As the outreach team drives to hotels and other places known for drug use, they “build relationships with them, then they can see that there’s hope and a way out if they desire to do that,” Dobson pointed out.
And they offer that way out to the ladies’ through partnerships like the one with WellSpring Living’s mentorship program.
iCare, based in Evans, serves those victimized by sexual exploitation through a three-pronged approach: prevention, intervention and restoration. According to the group’s website, their vision is to see “a community, state, nation, and a world where children are valued and protected; celebrated for their God-given talents and abilities; and treasured as priceless handiworks of their Maker.”
They bring awareness through school outreach and PTA associations. Thus, iCare’s goal is to inform the general population of the very real dangers for today’s youth of being trafficked. They also reach out to businesses and professionals to promote awareness.
The ministry intervenes by providing a call center to reach out to potential victims, providing a “safe place” for ladies’ recently rescued out of trafficking to land and by doing outreach in known trafficking hot spots.
Find out more about the ministry of iCare here.
Mission Georgia emphasis
“We’re grateful for ministries like these who respond to the human trafficking crisis in their own community,” Lorna Bius, Mission Georgia mobilizer for the Georgia Baptist Mission Board said. “Churches and individuals can learn more about human trafficking ministry in this context and take that knowledge back to their own community.

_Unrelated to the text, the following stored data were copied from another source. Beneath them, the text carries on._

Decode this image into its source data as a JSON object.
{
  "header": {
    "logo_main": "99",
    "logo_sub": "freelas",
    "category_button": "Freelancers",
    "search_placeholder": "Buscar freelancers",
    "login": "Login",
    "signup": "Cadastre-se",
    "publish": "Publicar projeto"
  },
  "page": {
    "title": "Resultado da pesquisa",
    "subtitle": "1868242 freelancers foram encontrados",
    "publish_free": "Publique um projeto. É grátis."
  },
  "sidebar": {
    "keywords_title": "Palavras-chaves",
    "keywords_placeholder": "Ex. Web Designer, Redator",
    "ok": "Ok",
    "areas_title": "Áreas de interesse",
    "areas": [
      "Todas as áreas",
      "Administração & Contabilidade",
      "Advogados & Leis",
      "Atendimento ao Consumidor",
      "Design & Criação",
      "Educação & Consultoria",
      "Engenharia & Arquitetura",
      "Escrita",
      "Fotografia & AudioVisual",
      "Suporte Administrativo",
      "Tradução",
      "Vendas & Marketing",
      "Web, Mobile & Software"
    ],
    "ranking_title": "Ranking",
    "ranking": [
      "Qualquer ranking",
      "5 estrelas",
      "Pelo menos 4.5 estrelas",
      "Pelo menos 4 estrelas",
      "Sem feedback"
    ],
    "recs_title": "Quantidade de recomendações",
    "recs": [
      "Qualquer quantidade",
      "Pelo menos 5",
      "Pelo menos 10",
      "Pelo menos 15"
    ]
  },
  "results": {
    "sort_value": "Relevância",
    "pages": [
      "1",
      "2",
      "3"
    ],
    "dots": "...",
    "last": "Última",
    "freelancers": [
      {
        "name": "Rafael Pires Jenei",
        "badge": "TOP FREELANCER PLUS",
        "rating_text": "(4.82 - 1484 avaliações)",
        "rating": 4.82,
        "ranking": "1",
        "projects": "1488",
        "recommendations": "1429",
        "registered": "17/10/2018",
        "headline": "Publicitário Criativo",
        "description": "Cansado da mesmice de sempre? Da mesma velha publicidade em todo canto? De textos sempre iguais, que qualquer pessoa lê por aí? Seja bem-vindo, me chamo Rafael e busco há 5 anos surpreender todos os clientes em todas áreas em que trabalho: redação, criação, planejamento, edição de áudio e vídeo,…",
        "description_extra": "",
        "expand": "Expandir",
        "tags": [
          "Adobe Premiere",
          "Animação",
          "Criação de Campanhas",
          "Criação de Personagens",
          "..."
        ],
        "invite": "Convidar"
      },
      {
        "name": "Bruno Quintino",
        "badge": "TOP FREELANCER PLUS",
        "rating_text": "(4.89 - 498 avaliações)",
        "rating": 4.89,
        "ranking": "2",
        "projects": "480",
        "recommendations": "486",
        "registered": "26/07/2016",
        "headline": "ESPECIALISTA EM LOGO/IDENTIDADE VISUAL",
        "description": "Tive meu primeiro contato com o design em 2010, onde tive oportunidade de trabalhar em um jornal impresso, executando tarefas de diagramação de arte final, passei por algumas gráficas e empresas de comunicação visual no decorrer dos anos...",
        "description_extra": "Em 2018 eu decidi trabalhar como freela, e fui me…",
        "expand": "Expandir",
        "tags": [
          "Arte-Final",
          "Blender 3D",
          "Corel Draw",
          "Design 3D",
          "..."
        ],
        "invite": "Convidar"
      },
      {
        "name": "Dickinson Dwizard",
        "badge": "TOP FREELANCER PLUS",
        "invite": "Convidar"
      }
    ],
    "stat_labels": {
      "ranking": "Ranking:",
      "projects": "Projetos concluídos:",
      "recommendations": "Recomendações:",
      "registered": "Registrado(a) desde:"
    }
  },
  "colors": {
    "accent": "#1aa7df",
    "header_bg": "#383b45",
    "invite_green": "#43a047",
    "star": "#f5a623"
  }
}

“Often, before someone comes out of brokenness, someone has to step into that brokenness with hope,” Bius said, commending these organizations and ministries like them who are stepping into that brokenness.
“The gospel transforms and redeems people’s lives – even those caught in trafficking,” she added. “Mission Georgia brings together those who are interested in serving the community with people who are serving the community.”